Questions & Observations

Q. (Acts 12:6-19): Whether Peter was rescued for his own faith or because he had people praying for him or both, I think we can take from this scene, the results that can be realized through group prayer.  Rob, can you tell us of any verses where God or Jesus is telling us to pray together?

A. Actually, that is not a topic that Jesus really addressed outside of Matthew 18:19-20, which says that He is there in our midst when we gather and will give us what we seek, which is certainly applicable here.  It is the other works of the NT that will have more to say about this topic, so keep watching.

Q. (Acts 13:3): Also, can you tell us more about the “laying of hands.”

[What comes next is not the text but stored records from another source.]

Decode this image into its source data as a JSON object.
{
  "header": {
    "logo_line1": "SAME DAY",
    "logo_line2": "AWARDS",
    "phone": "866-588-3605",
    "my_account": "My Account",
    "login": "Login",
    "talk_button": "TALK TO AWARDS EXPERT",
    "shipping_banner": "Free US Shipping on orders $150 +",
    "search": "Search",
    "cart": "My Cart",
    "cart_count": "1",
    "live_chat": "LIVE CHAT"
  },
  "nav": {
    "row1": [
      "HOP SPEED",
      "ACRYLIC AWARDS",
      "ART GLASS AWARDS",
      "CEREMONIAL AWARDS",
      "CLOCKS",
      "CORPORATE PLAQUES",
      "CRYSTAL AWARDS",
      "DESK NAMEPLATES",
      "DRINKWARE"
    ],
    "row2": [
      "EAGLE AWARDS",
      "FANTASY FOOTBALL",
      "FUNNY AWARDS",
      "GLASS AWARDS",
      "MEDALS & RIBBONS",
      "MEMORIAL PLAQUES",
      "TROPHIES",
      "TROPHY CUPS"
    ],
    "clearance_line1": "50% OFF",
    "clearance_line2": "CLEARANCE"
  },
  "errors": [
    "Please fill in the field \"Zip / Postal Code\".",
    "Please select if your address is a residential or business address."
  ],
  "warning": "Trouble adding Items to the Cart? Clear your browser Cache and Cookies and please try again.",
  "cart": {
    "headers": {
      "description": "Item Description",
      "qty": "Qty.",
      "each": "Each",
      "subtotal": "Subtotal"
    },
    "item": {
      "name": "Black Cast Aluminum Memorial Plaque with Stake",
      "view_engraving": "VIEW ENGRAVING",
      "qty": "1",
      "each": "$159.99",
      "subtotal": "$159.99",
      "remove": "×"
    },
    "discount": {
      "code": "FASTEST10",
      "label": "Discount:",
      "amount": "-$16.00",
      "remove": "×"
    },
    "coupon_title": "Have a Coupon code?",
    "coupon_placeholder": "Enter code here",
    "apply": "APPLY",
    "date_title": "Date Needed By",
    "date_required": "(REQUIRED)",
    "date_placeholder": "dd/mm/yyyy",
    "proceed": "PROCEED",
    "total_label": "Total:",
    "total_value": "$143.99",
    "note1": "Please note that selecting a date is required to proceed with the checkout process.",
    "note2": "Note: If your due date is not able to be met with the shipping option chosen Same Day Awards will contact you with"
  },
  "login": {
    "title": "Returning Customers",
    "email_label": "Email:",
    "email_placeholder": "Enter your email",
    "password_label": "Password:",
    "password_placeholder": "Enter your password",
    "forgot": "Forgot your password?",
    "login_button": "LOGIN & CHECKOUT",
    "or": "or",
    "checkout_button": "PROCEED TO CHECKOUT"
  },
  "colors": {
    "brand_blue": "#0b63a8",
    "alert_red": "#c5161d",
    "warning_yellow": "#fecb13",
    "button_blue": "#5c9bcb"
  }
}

A. Sure: it was a way for a community to pray for a person.  The person prayed for would sit or stand in the midst of a group, and the group would place hands upon that person as they prayed — something many churches still do today.  It is frankly nothing especially complicated, but is merely a method of community praying.

Q. (Acts 13:9): I always thought that Saul became Paul after his transformation to Christianity.  But, as I googled it and referred to Wikipedia, I see that Saul is his Jewish name and Paul is his Roman name.  It says that he used Paul to put those to whom he was preaching at ease.

A. It is a common assumption that Saul’s name change to Paul was divinely inspired, the way that God changed Abram’s name to Abraham and Jacob to Israel, but that is not the case.  You have the right information on what Paul was doing, using his name to make the people more open to his message.  This will not be the last time that Paul will take advantage of his dual life.  Paul was a devout Jew in his former life as Saul, which helps him address Jews with authority, as he will do in Philippians.  And he will also pull out his Roman citizenship — something quite valuable in his day — when necessary as well to get out of trouble.  No doubt about it Paul is resourceful.

Q. (Acts 13:48): What does the author mean here when he says, “and all who were chosen for eternal life became believers.”  This makes it sound like the Kingdom of God uses predestination.

A. There is certainly some role of selection in the Kingdom, but once again I would point out: we do not know what is the criteria that makes a person “selected”.  It’s very possible that it is faith in God that makes one selected.

Q. (Acts 14:19-20): Is there any point worth mentioning about Paul being stoned, but not dead?

A. I guess what happened is that the people assumed he was dead, but he was not.  This verse is part of the reason that many scholars think that Paul was disfigured by this incident and the others to come — it will not be his last brush with trouble — but it certainly gave him a powerful witness.